Les partis de l'opposition sont catégoriques: le ministre de la Sécurité publique, Vic Toews, a mal fait ses devoirs avant de présenter le projet de loi C-30 visant à donner de nouveaux outils aux policiers pour mettre la main au collet des cyberprédateurs.

La seule option qui s'offre maintenant au ministre Toews est de retirer ce projet de loi et de reprendre tout le travail à zéro.

«Le ministre n'a pas fait ses devoirs. Il doit jeter ce projet de loi aux poubelles et retourner à la planche à dessin», a affirmé hier le député néo-démocrate Jack Harris.

Le Nouveau Parti démocratique (NPD) et le Parti libéral sont d'autant plus indignés que Vic Toews a admis, en fin de semaine, dans une entrevue à la radio de CBC, ne pas connaître certaines dispositions du projet de loi, notamment l'article 17 qui donnerait le pouvoir aux policiers d'exiger des informations personnelles sur les internautes sans obtenir un mandat lorsque des «circonstances exceptionnelles» le justifient, et ce, même si aucune enquête criminelle n'est en cours.

«C'est la première fois que j'entends que cela étend les pouvoirs ordinaires des policiers dans une situation d'urgence. À mon avis, il ne le fait pas. Et il ne devrait pas», a affirmé le ministre Toews dans l'entrevue accordée dans le cadre de l'émission The House.

Propos «ahurissants»

Selon le député Jack Harris, les propos de Vic Toews sont «ahurissants» et minent sa crédibilité en tant que ministre du gouvernement Harper.

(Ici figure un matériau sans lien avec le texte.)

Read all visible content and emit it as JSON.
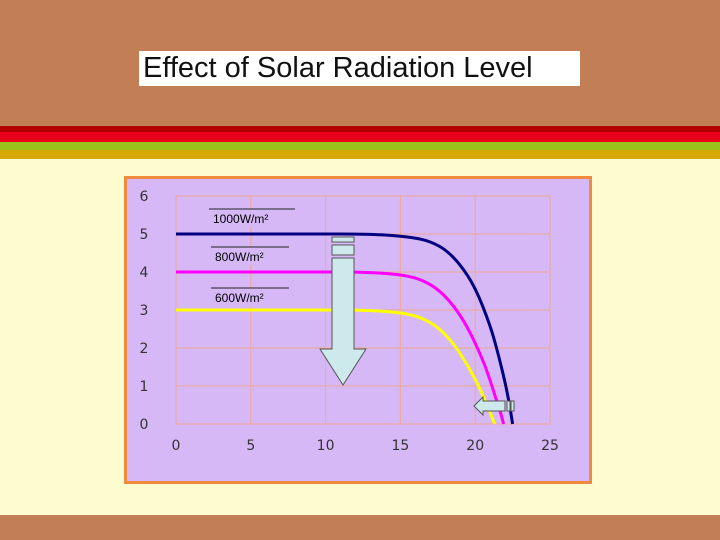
{
  "title": "Effect of Solar Radiation Level",
  "colors": {
    "header": "#c27e55",
    "stripes": [
      "#b30000",
      "#e8001a",
      "#99c21a",
      "#d6a800"
    ],
    "body": "#fdfbd0",
    "chart_bg": "#d6b8f6",
    "chart_border": "#f08a3c",
    "grid": "#f0a890",
    "arrow_fill": "#cde9ec",
    "arrow_stroke": "#555555"
  },
  "icons": {
    "big_arrow": "down-arrow-icon",
    "small_arrow": "left-arrow-icon"
  },
  "chart_data": {
    "type": "line",
    "title": "",
    "xlabel": "",
    "ylabel": "",
    "xlim": [
      0,
      25
    ],
    "ylim": [
      0,
      6
    ],
    "x_ticks": [
      "0",
      "5",
      "10",
      "15",
      "20",
      "25"
    ],
    "y_ticks": [
      "0",
      "1",
      "2",
      "3",
      "4",
      "5",
      "6"
    ],
    "grid": true,
    "series": [
      {
        "name": "1000W/m²",
        "color": "#000080",
        "x": [
          0,
          5,
          10,
          12,
          14,
          16,
          17,
          18,
          19,
          20,
          21,
          21.5,
          22,
          22.3,
          22.5
        ],
        "y": [
          5.0,
          5.0,
          5.0,
          5.0,
          4.98,
          4.9,
          4.8,
          4.6,
          4.2,
          3.6,
          2.6,
          1.9,
          1.1,
          0.5,
          0.0
        ]
      },
      {
        "name": "800W/m²",
        "color": "#ff00ff",
        "x": [
          0,
          5,
          10,
          12,
          14,
          15.5,
          16.5,
          17.5,
          18.5,
          19.5,
          20.5,
          21,
          21.4,
          21.7,
          21.9
        ],
        "y": [
          4.0,
          4.0,
          4.0,
          4.0,
          3.97,
          3.9,
          3.78,
          3.55,
          3.15,
          2.55,
          1.7,
          1.15,
          0.65,
          0.3,
          0.0
        ]
      },
      {
        "name": "600W/m²",
        "color": "#ffff00",
        "x": [
          0,
          5,
          10,
          12,
          14,
          15.5,
          16.5,
          17.5,
          18.5,
          19.5,
          20.3,
          20.8,
          21.1,
          21.3
        ],
        "y": [
          3.0,
          3.0,
          3.0,
          3.0,
          2.97,
          2.9,
          2.78,
          2.55,
          2.15,
          1.55,
          0.95,
          0.5,
          0.2,
          0.0
        ]
      }
    ]
  }
}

«Il est incroyable de voir qu'un ministre dépose un projet de loi, insulte les gens qui s'y opposent en disant que ces derniers se rangent du côté des criminels, et qu'au même moment, il dit ne pas savoir le contenu du projet de loi», a affirmé M. Harris.

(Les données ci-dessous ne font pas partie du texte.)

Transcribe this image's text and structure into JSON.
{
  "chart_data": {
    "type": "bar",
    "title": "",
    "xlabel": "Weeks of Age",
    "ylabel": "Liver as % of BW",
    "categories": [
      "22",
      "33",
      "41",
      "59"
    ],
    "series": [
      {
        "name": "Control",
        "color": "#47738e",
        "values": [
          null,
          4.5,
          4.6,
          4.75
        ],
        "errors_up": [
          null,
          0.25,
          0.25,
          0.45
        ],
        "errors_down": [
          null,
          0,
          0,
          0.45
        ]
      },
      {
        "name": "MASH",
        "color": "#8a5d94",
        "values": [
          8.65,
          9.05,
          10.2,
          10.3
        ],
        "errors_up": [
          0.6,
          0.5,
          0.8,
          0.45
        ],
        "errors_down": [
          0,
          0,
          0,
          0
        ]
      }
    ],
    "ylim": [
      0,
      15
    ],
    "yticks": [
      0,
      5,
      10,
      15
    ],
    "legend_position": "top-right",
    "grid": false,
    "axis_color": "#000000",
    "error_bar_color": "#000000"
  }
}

Il a ajouté qu'il incombe au premier ministre de décider du sort du ministre Toews. «Si nous avions le choix, il ne serait certainement pas ministre de la Sécurité publique. Il n'est pas un ministre à la hauteur de ses fonctions.»

Le député libéral Francis Scarpaleggia s'est aussi dit étonné par les propos du ministre, mais il n'est pas allé jusqu'à réclamer sa tête.

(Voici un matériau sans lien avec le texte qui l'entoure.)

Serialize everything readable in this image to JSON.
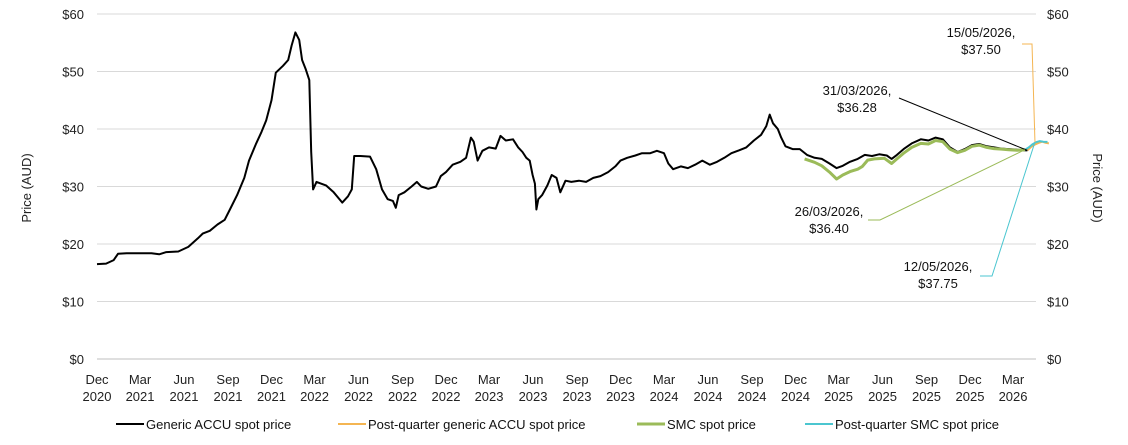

«C'est décevant qu'un ministre ne connaisse pas intimement le projet de loi qu'il propose, surtout quand il s'agit d'un projet de loi d'une si grande envergure et qui touche la vie de tous les Canadiens tous les jours. Il ne s'agit pas d'un projet de loi technique qui change le nom d'un ministère ici», a dit le député libéral.

Appui des policiers

Malgré les nombreuses critiques, l'Association canadienne des chefs de police et l'Association canadienne des policiers ont donné leur appui hier au projet de loi dans sa forme actuelle.

Déposé aux Communes la semaine dernière, le projet de loi C-30 vise à donner plus de pouvoirs aux forces policières ou à des agences gouvernementales qui font de la surveillance sur l'internet sur plusieurs autres types de crimes. Il obligerait les fournisseurs de services internet et de cellulaires à dévoiler à la police une série d'informations permettant d'identifier un individu qui a commis ou est soupçonné d'avoir commis un crime, et ce, sans mandat judiciaire.

Il s'agit ici du nom d'un individu, son adresse, son numéro de téléphone, son adresse courriel, son adresse IP (un code numérique qui identifie l'ordinateur) et le nom de l'entreprise de télécommunications qui lui fournit les services.

Les entreprises de télécommunications seraient aussi tenues de mettre en place et de maintenir des installations technologiques suffisantes pour intercepter des messages et des conversations afin de transmettre cette information à la police, en plus de conserver les données pour une certaine période.

Les partis de l'opposition, deux commissaires à la vie privée au pays, des groupes de défense des libertés et des députés conservateurs ont dénoncé certaines clauses du projet de loi, estimant qu'il s'agissait d'une invasion de la vie privée et du retour en force de Big Brother.

Devant le tollé, le gouvernement Harper s'est dit prêt à modifier le projet de loi et a même décidé de le confier à un comité parlementaire pour qu'il l'étudie dans les plus brefs délais.